Travis Siegel tsiegel at softcon.com
Mon Jan 26 18:31:59 CET 2009

On Jan 26, 2009, at 11:02 AM, dmitry boyarintsev wrote:

> See this page: http://wiki.freepascal.org/PasCocoa
Thanks for that, will check it out.

>> The carbon apis are no longer supported by apple,
> Has apple anounced that?

> Repeatedly.  They're encouraging all developers to use the cocoa  
> apis, because of the tighter integration to the system, and future  
> upgrades and so forth.

>> and it would be nice to
>> have cocoa apis supported, because of their better integration to the
>> system, and their accessibility features that are basically free  
>> when used
>> properly.
> what do you mean by "accessibility features"?
Voiceover (the screen reader that ships with osx) and the other  
accessibility features such as reading outloud, screen contrast,  
larger/smaller text, background/foreground colors and so on) are all  
basically free when using cocoa apis, as the features are built-in to  
the cocoa apis, and require very little (if any) coding on the  
developers part to make the programs usable by users of these  
Being a voiceover user myself, I'm of course all for this modification.
Carbon aps can be made accessible, but it takes additional work on the  
developers part, and generally, they're still a bit more difficult to  
use (I.E. vo users need to use simulated mouse clicks instead of using  
voiceover generated button clicks) as well as labels for things like  
buttons, tables and scroll bars.  All these things are much simpler  
under cocoa than they ae using carbon equivalents.
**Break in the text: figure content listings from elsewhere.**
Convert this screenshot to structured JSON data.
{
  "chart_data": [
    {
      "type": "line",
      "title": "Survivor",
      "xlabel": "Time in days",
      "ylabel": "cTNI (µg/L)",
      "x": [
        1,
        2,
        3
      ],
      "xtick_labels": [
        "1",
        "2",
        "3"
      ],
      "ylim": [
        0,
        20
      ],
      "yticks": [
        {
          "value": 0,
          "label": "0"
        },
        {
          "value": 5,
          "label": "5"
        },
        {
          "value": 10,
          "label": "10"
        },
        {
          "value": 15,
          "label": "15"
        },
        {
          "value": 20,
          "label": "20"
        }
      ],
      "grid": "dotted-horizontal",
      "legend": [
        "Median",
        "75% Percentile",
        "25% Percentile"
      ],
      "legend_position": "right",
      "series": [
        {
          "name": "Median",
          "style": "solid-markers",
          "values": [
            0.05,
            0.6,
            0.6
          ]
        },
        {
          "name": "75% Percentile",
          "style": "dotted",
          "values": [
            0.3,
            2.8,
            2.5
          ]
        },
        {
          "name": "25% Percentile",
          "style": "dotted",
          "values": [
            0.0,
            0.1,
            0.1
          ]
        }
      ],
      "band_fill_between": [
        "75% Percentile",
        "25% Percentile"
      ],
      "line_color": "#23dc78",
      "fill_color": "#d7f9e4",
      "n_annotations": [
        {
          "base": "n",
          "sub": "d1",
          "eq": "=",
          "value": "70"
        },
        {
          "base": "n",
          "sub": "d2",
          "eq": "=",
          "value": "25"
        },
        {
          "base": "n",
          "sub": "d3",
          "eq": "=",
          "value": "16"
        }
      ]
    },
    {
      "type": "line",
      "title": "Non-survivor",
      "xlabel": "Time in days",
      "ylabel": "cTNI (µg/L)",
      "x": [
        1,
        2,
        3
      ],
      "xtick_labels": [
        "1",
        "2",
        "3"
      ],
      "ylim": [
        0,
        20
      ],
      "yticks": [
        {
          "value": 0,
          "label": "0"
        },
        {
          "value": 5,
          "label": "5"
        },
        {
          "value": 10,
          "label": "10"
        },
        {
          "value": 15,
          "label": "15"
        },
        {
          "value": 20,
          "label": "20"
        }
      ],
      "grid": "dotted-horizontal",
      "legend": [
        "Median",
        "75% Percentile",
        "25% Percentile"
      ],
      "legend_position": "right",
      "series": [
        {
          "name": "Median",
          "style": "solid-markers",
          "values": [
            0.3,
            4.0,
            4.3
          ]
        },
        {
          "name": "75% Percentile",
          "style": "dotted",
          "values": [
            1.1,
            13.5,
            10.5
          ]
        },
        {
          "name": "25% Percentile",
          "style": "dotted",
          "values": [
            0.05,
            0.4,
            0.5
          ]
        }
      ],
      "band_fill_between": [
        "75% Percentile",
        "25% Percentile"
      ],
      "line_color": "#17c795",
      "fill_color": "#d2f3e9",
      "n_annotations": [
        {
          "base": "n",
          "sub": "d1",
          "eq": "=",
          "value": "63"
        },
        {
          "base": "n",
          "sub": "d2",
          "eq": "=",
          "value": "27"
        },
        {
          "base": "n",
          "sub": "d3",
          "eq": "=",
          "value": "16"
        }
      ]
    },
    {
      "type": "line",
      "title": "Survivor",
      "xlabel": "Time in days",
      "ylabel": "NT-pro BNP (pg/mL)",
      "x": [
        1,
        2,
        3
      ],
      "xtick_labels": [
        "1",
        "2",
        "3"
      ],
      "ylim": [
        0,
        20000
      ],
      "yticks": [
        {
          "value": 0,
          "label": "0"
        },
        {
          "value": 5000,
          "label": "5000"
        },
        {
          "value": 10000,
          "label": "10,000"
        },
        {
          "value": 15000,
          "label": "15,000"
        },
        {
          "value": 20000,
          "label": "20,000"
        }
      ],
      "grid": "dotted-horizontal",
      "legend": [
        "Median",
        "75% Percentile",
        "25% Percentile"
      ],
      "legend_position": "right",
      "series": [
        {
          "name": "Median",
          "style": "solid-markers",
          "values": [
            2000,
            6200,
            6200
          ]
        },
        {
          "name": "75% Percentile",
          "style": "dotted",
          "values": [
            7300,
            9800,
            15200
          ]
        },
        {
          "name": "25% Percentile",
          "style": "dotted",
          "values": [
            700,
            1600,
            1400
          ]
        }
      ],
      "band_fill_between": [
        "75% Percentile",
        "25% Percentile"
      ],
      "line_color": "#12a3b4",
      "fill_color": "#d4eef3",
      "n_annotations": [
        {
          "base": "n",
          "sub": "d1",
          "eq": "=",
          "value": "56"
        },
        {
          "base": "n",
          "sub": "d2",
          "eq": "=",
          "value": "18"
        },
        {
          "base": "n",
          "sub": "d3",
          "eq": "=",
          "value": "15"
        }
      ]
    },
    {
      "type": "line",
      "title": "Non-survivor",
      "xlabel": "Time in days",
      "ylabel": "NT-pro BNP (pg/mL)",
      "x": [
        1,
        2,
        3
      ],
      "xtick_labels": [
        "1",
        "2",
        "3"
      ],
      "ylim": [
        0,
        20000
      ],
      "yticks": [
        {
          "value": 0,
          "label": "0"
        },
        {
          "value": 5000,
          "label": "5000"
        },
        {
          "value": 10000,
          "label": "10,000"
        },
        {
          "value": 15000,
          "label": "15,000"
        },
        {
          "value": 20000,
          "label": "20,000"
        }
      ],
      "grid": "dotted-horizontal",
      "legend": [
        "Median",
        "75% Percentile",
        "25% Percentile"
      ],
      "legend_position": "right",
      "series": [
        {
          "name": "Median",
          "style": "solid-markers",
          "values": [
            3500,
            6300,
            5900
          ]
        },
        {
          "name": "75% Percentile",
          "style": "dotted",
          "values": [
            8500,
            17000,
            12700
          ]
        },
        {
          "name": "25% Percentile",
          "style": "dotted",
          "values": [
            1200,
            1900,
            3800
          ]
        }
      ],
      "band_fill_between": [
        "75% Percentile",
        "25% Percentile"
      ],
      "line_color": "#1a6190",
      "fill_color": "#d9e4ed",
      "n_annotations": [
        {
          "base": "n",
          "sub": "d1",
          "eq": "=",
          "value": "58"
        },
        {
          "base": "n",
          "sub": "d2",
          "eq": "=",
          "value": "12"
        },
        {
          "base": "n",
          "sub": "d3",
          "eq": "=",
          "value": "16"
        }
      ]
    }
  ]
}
> http://developer.apple.com/documentation/Carbon/Conceptual/MakingAppsAccessible/AXCarbonIntro/chapter_1_section_1.html
> As opposed to the one for cocoa at:
There's considerably less work to access enable a cocoa app then there  
is for a carbon one, as evidenced by comparisons between these two  
document trails.
On the surface, it looks similar, but do some digging, and you'll see  
there's a world of difference.
A lot of things you get for free with cocoa takes specific coding on  
the carbon apis.
That's why I'm trying for cocoa support (preferrably by default) as  
that would make more apps accessible right out of the box.